Hairway to Heaven Stories by Patty Somlo

Synopsis: Hairway to Heaven is a collection of short stories revolving around life on Martin Luther King Jr. Boulevard in Portland, Oregon. The neighborhood, which mostly houses poor African-Americans and their businesses, is undergoing gentrification. While some seek to revitalize the area, others are only interested in their own personal gain. However, at the heart of the neighborhood (and each of the stories) are individuals who are more or less just like everyone else: they simply want to make their world a little better. 

It can be more difficult to review a story collection than a novel. There are new characters introduced every few pages, and just when you think you’re getting the hang of who this character really is and their story, it’s over. Not in the sense that they all die in the end (they don’t), but the reader is only given a few bites of each character’s story, and must put them together in their own mind in order to create a full meal.

Each of the stories is well written and centers around a fictional resident of a poor side of Portland, Oregon. Surprisingly, by the end of each story, I usually felt like I understood the character. These stories were not just thrown together, but rather intentionally crafted to build upon one another and create a bigger picture of the area. Each character’s story adds to the larger story Somlo is telling: that of the neighborhood as a whole. Unfortunately, I was a little disappointed in how similar some of the characters sounded. There is very little distinction from one character to the next; obviously the fact that the stories were all written by the same author makes some similarities expected, but I still expect each character to have their own unique voice and personality.
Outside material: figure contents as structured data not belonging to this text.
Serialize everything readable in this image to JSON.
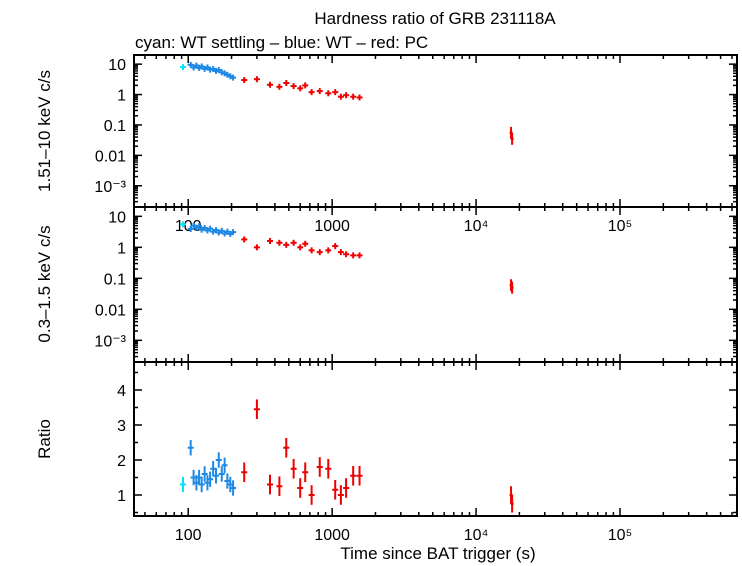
{
  "title": "Hardness ratio of GRB 231118A",
  "subtitle": "cyan: WT settling – blue: WT – red: PC",
  "xlabel": "Time since BAT trigger (s)",
  "colors": {
    "wt_settling": "#00e5ff",
    "wt": "#1e88e5",
    "pc": "#ee0000",
    "axes": "#000000"
  },
  "chart_data": [
    {
      "type": "scatter",
      "panel": "top",
      "ylabel": "1.51–10 keV c/s",
      "yscale": "log",
      "ylim": [
        0.0002,
        20
      ],
      "xscale": "log",
      "xlim": [
        42,
        650000
      ],
      "x_ticks": [
        "100",
        "1000",
        "10⁴",
        "10⁵"
      ],
      "y_ticks": [
        "10",
        "1",
        "0.1",
        "0.01",
        "10⁻³"
      ],
      "series": [
        {
          "name": "WT settling",
          "color": "#00e5ff",
          "points": [
            [
              92,
              8.0
            ]
          ]
        },
        {
          "name": "WT",
          "color": "#1e88e5",
          "points": [
            [
              104,
              9.5
            ],
            [
              109,
              7.8
            ],
            [
              114,
              9.0
            ],
            [
              119,
              7.5
            ],
            [
              124,
              8.4
            ],
            [
              130,
              7.0
            ],
            [
              136,
              7.8
            ],
            [
              142,
              6.6
            ],
            [
              149,
              6.9
            ],
            [
              156,
              6.0
            ],
            [
              163,
              6.4
            ],
            [
              171,
              5.4
            ],
            [
              179,
              5.0
            ],
            [
              187,
              4.5
            ],
            [
              196,
              4.0
            ],
            [
              205,
              3.6
            ]
          ]
        },
        {
          "name": "PC",
          "color": "#ee0000",
          "points": [
            [
              245,
              3.0
            ],
            [
              300,
              3.2
            ],
            [
              370,
              2.1
            ],
            [
              430,
              1.8
            ],
            [
              480,
              2.4
            ],
            [
              540,
              1.9
            ],
            [
              600,
              1.6
            ],
            [
              650,
              2.0
            ],
            [
              720,
              1.2
            ],
            [
              820,
              1.3
            ],
            [
              940,
              1.1
            ],
            [
              1050,
              1.2
            ],
            [
              1150,
              0.85
            ],
            [
              1250,
              0.95
            ],
            [
              1400,
              0.85
            ],
            [
              1550,
              0.8
            ],
            [
              17500,
              0.055
            ],
            [
              17800,
              0.035
            ]
          ]
        }
      ]
    },
    {
      "type": "scatter",
      "panel": "middle",
      "ylabel": "0.3–1.5 keV c/s",
      "yscale": "log",
      "ylim": [
        0.0002,
        20
      ],
      "xscale": "log",
      "xlim": [
        42,
        650000
      ],
      "y_ticks": [
        "10",
        "1",
        "0.1",
        "0.01",
        "10⁻³"
      ],
      "series": [
        {
          "name": "WT settling",
          "color": "#00e5ff",
          "points": [
            [
              92,
              5.5
            ]
          ]
        },
        {
          "name": "WT",
          "color": "#1e88e5",
          "points": [
            [
              104,
              3.9
            ],
            [
              109,
              5.0
            ],
            [
              114,
              4.3
            ],
            [
              119,
              4.8
            ],
            [
              124,
              3.7
            ],
            [
              130,
              4.2
            ],
            [
              136,
              3.5
            ],
            [
              142,
              4.0
            ],
            [
              149,
              3.2
            ],
            [
              156,
              3.6
            ],
            [
              163,
              3.0
            ],
            [
              171,
              3.4
            ],
            [
              179,
              2.8
            ],
            [
              187,
              3.2
            ],
            [
              196,
              2.7
            ],
            [
              205,
              3.1
            ]
          ]
        },
        {
          "name": "PC",
          "color": "#ee0000",
          "points": [
            [
              245,
              1.8
            ],
            [
              300,
              1.0
            ],
            [
              370,
              1.6
            ],
            [
              430,
              1.4
            ],
            [
              480,
              1.2
            ],
            [
              540,
              1.4
            ],
            [
              600,
              1.0
            ],
            [
              650,
              1.3
            ],
            [
              720,
              0.8
            ],
            [
              820,
              0.7
            ],
            [
              940,
              0.8
            ],
            [
              1050,
              1.1
            ],
            [
              1150,
              0.7
            ],
            [
              1250,
              0.6
            ],
            [
              1400,
              0.55
            ],
            [
              1550,
              0.55
            ],
            [
              17500,
              0.06
            ],
            [
              17800,
              0.05
            ]
          ]
        }
      ]
    },
    {
      "type": "scatter",
      "panel": "bottom",
      "ylabel": "Ratio",
      "yscale": "linear",
      "ylim": [
        0.4,
        4.8
      ],
      "xscale": "log",
      "xlim": [
        42,
        650000
      ],
      "x_ticks": [
        "100",
        "1000",
        "10⁴",
        "10⁵"
      ],
      "y_ticks": [
        "1",
        "2",
        "3",
        "4"
      ],
      "series": [
        {
          "name": "WT settling",
          "color": "#00e5ff",
          "points": [
            [
              92,
              1.3
            ]
          ]
        },
        {
          "name": "WT",
          "color": "#1e88e5",
          "points": [
            [
              104,
              2.35
            ],
            [
              109,
              1.5
            ],
            [
              114,
              1.35
            ],
            [
              119,
              1.5
            ],
            [
              124,
              1.3
            ],
            [
              130,
              1.6
            ],
            [
              136,
              1.35
            ],
            [
              142,
              1.45
            ],
            [
              149,
              1.75
            ],
            [
              156,
              1.55
            ],
            [
              163,
              2.0
            ],
            [
              171,
              1.6
            ],
            [
              179,
              1.85
            ],
            [
              187,
              1.4
            ],
            [
              196,
              1.3
            ],
            [
              205,
              1.2
            ]
          ]
        },
        {
          "name": "PC",
          "color": "#ee0000",
          "points": [
            [
              245,
              1.65
            ],
            [
              300,
              3.45
            ],
            [
              370,
              1.3
            ],
            [
              430,
              1.25
            ],
            [
              480,
              2.35
            ],
            [
              540,
              1.75
            ],
            [
              600,
              1.2
            ],
            [
              650,
              1.65
            ],
            [
              720,
              1.0
            ],
            [
              820,
              1.8
            ],
            [
              940,
              1.75
            ],
            [
              1050,
              1.15
            ],
            [
              1150,
              1.0
            ],
            [
              1250,
              1.2
            ],
            [
              1400,
              1.55
            ],
            [
              1550,
              1.55
            ],
            [
              17500,
              1.0
            ],
            [
              17800,
              0.75
            ]
          ]
        }
      ]
    }
  ]
}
I love what Somlo is doing in this book, and how she goes about it. That said, I did not enjoy each of the stories individually. However, I am not convinced that this actually takes away from what Somlo is intending to say. Not all of life is pretty, clean, or nice. Similarly, many of the stories deal with situations that are also none of the above. This is a raw look at the human condition and how it plays out in a single town as an example. It is clear and well-displayed, if not exactly pleasant. Somlo does not exclusively show the negative side of humanity though; there is hope, striving, growth, education, and discovery alongside betrayal, loss, fear, and pain. There are people who continue to make mistakes, and people who learn from their mistakes.
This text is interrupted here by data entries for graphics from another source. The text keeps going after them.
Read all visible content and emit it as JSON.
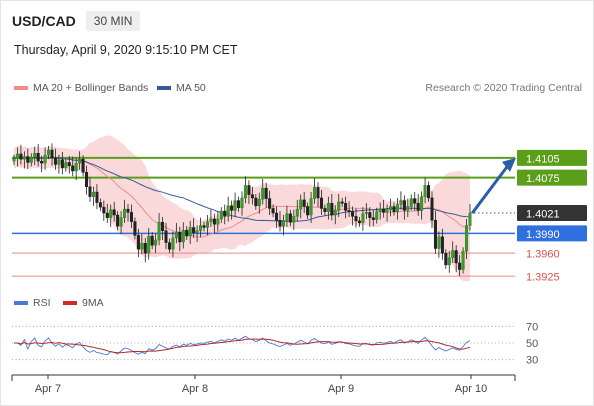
{
  "header": {
    "symbol": "USD/CAD",
    "timeframe": "30 MIN"
  },
  "datetime": "Thursday, April 9, 2020 9:15:10 PM CET",
  "legend": {
    "ma20": {
      "label": "MA 20 + Bollinger Bands",
      "color": "#f28b8b"
    },
    "ma50": {
      "label": "MA 50",
      "color": "#3a5a9a"
    },
    "rsi": {
      "label": "RSI",
      "color": "#4b78d1"
    },
    "ma9": {
      "label": "9MA",
      "color": "#d62728"
    }
  },
  "credit": "Research © 2020 Trading Central",
  "chart_data": {
    "type": "candlestick",
    "ylim": [
      1.3913,
      1.4187
    ],
    "levels": [
      {
        "label": "1.4105",
        "value": 1.4105,
        "kind": "resistance",
        "color": "#5a9e1a"
      },
      {
        "label": "1.4075",
        "value": 1.4075,
        "kind": "resistance",
        "color": "#5a9e1a"
      },
      {
        "label": "1.4021",
        "value": 1.4021,
        "kind": "current",
        "color": "#333333"
      },
      {
        "label": "1.3990",
        "value": 1.399,
        "kind": "pivot",
        "color": "#2f6fe0"
      },
      {
        "label": "1.3960",
        "value": 1.396,
        "kind": "support",
        "color": "#d9534f"
      },
      {
        "label": "1.3925",
        "value": 1.3925,
        "kind": "support",
        "color": "#d9534f"
      }
    ],
    "x_ticks": [
      "Apr 7",
      "Apr 8",
      "Apr 9",
      "Apr 10"
    ],
    "rsi_levels": [
      "70",
      "50",
      "30"
    ],
    "forecast": {
      "from": 1.4021,
      "to": 1.4105,
      "direction": "up"
    },
    "close_series": [
      1.4104,
      1.4111,
      1.4103,
      1.4107,
      1.4098,
      1.4106,
      1.4112,
      1.41,
      1.4097,
      1.4109,
      1.4117,
      1.4105,
      1.4095,
      1.4102,
      1.409,
      1.4098,
      1.4093,
      1.4085,
      1.4097,
      1.4103,
      1.4083,
      1.4061,
      1.4046,
      1.4053,
      1.4037,
      1.403,
      1.4021,
      1.4014,
      1.4026,
      1.4018,
      1.4001,
      1.4014,
      1.4027,
      1.4022,
      1.4008,
      1.3987,
      1.3966,
      1.3975,
      1.396,
      1.3986,
      1.3972,
      1.398,
      1.4007,
      1.3994,
      1.3976,
      1.3966,
      1.3983,
      1.3992,
      1.3977,
      1.3995,
      1.3986,
      1.3999,
      1.3991,
      1.3994,
      1.4002,
      1.3999,
      1.4008,
      1.4012,
      1.4004,
      1.4012,
      1.4024,
      1.4016,
      1.4032,
      1.4025,
      1.404,
      1.4029,
      1.4044,
      1.4063,
      1.4049,
      1.4044,
      1.4032,
      1.4042,
      1.4059,
      1.4043,
      1.4028,
      1.4021,
      1.401,
      1.4001,
      1.401,
      1.402,
      1.4007,
      1.4016,
      1.4027,
      1.4041,
      1.4031,
      1.4018,
      1.4043,
      1.406,
      1.4044,
      1.4028,
      1.4023,
      1.4036,
      1.4018,
      1.4025,
      1.4038,
      1.4036,
      1.4025,
      1.4023,
      1.4016,
      1.4009,
      1.4006,
      1.402,
      1.4022,
      1.4014,
      1.4011,
      1.4023,
      1.4027,
      1.4022,
      1.4026,
      1.4031,
      1.4023,
      1.4034,
      1.404,
      1.4025,
      1.4031,
      1.4043,
      1.4036,
      1.4025,
      1.4046,
      1.4063,
      1.4044,
      1.401,
      1.3967,
      1.3985,
      1.396,
      1.3942,
      1.3953,
      1.3964,
      1.3945,
      1.3935,
      1.3963,
      1.4002,
      1.4021
    ]
  }
}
If you are interested in lifelike short stories which examine humanity from an honest standpoint, then Hairway to Heaven is definitely worth your time. The writing style is easy to read, but some of the topics are not. In telling the story of a neighborhood through the lives of individuals, Somlo is also telling the story of identity: the identity the neighborhood used to have, the one it has grown into, and that of the individuals who are seeking to either maintain or change the neighborhood today. Change is rarely easy, and when it comes with unclear or questionable motives, it can make life even more difficult for the most vulnerable.

When reading Hairway to Heaven Stories, I encourage you to try to do so with a wide-angle focus. Instead of focusing on each character’s situation and the brief story they tell, listen to what each of the stories together has to say about the neighborhood. Then, listen to the stories of people in your own neighborhood. There is always something to be learned from listening to those around us. By doing so, we just might understand ourselves and our environment a little bit better.


Disclaimer: I received a free copy of this book in exchange for an honest review.